Lorsque les gendarmes Mufford et Labbe sont entrés en contact avec M. Knipstrom, ils enquêtaient sur une plainte au sujet d'un homme qui troublait la paix et refusait de quitter l'Eze Rent-it Centre. Lorsqu'ils sont entrés dans le magasin, leur attention a été attirée vers l'escalier. M. Walsh avait l'air inquiet. Quand on lui a demandé ce qui se passait, M. Walsh a indiqué qu'il souhaitait parler à un agent en privé, à l'écart de M. Knipstrom. La gendarme Labbe a tenté de répondre à sa demande en suivant M. Walsh, loin de l'escalier. Les membres ont constaté que M. Knipstrom était l'objet de la plainte. Les gendarmes Labbe et Mufford ont amorcé leur enquête en tentant de parler à M. Walsh et à M. Knipstrom, séparément.

Les gendarmes Mufford et Labbe ont manifestement agi dans le cadre de leurs fonctions lorsqu'ils ont commencé à communiquer avec M. Knipstrom.

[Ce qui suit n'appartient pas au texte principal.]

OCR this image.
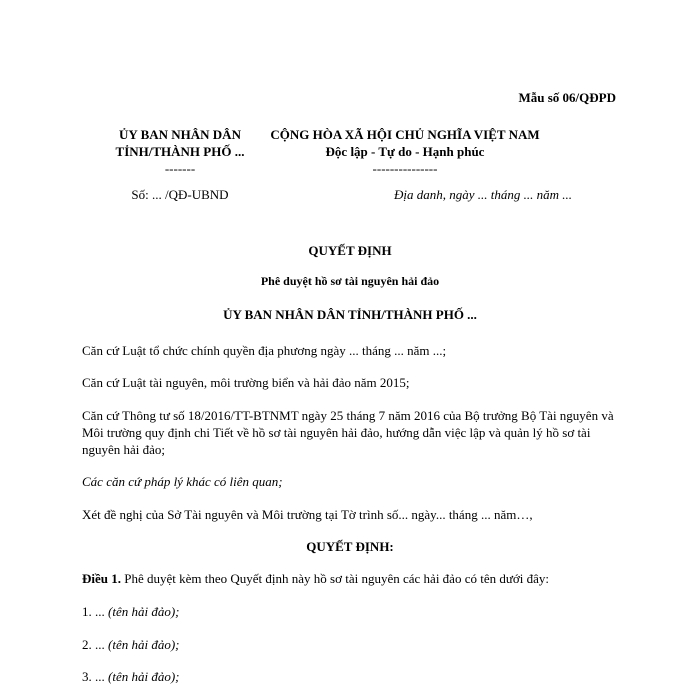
Mẫu số 06/QĐPD
ỦY BAN NHÂN DÂN
TỈNH/THÀNH PHỐ ...
-------
Số: ... /QĐ-UBND
CỘNG HÒA XÃ HỘI CHỦ NGHĨA VIỆT NAM
Độc lập - Tự do - Hạnh phúc
---------------
Địa danh, ngày ... tháng ... năm ...
QUYẾT ĐỊNH
Phê duyệt hồ sơ tài nguyên hải đảo
ỦY BAN NHÂN DÂN TỈNH/THÀNH PHỐ ...
Căn cứ Luật tổ chức chính quyền địa phương ngày ... tháng ... năm ...;
Căn cứ Luật tài nguyên, môi trường biển và hải đảo năm 2015;
Căn cứ Thông tư số 18/2016/TT-BTNMT ngày 25 tháng 7 năm 2016 của Bộ trưởng Bộ Tài nguyên và Môi trường quy định chi Tiết về hồ sơ tài nguyên hải đảo, hướng dẫn việc lập và quản lý hồ sơ tài nguyên hải đảo;
Các căn cứ pháp lý khác có liên quan;
Xét đề nghị của Sở Tài nguyên và Môi trường tại Tờ trình số... ngày... tháng ... năm…,
QUYẾT ĐỊNH:
Điều 1. Phê duyệt kèm theo Quyết định này hồ sơ tài nguyên các hải đảo có tên dưới đây:
1. ... (tên hải đảo);
2. ... (tên hải đảo);
3. ... (tên hải đảo);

Ils enquêtaient sur des troubles, mais ils devaient recueillir plus de renseignements afin d'évaluer la situation et d'adopter une ligne de conduite appropriée.

Plutôt que de répondre à une question posée par le gendarme Mufford, M. Knipstrom s'est levé brusquement et est passé près du gendarme Mufford en le heurtant à l'épaule. En se fondant sur tous les renseignements dont disposait le gendarme Mufford à ce moment-là, il avait des motifs raisonnables de soupçonner que M. Knipstrom troublait la paix, en contravention de l'article 175 du Code criminel, etil avait le devoir de donner suite à l'affaire. Les policiers peuvent détenir une personne aux fins d'enquête « s'ils ont des motifs raisonnables de soupçonner, à la lumière de toutes les circonstances, que cette personne est impliquée dans un crime donné et qu'il est raisonnablement nécessaire de la détenirNote de bas de page 21 ». À cette fin, le gendarme Mufford a ordonné à M. Knipstrom de s'arrêter. À mon avis, il s'agissait de l'exercice justifiable du pouvoir policier dans les circonstances. De plus, en raison de l'évolution de la situation et du fait que M. Knipstrom a résisté et a physiquement agressé le gendarme Mufford, M. Knipstrom pouvait être arrêté pour voies de fait contre un agent de la paixNote de bas de page 22. La situation s'est dégradée si rapidement que le gendarme Mufford n'a pas eu l'occasion de dire à M. Knipstrom qu'il était arrêté.

Conclusion : Il était légitime pour les membres d'interagir avec M. Knipstrom, et ils en avaient l'obligation en raison de leurs fonctions.

La GRC a adopté le Modèle d'intervention pour la gestion d'incidents (MIGI)Note de bas de page 23, qui permet d'assurer la formation et la supervision des membres afin de garantir la conformité avec les principes énoncés dans le Code criminel concernant le recours à la force. Selon le MIGI, le recours à la force est progressif : il commence par une demande verbale de se conformer et se poursuit avec le recours accru à la force pour obliger la personne à se conformer jusqu'au recours à la force meurtrière. Le modèle en vigueur à la date de l'incident était fondé sur sept principes :

  • 1) L'objectif premier de toute intervention est la sécurité du public.
  • 2) La sécurité du policier est essentielle à la sécurité du public.
  • 3) Le modèle d'intervention doit toujours être appliqué dans le contexte d'une évaluation minutieuse des risques.
  • 4) L'évaluation des risques doit toujours tenir compte de l'ampleur des dommages, des blessures et de la perte de vie.
  • 5) L'évaluation des risques est un processus continu et la gestion des risques doit évoluer à mesure que les situations changent.
  • 6) La meilleure stratégie consiste à choisir l'intervention minimale permettant de gérer les risques.
  • 7) La meilleure intervention est celle qui cause le moins de torts ou de dommages.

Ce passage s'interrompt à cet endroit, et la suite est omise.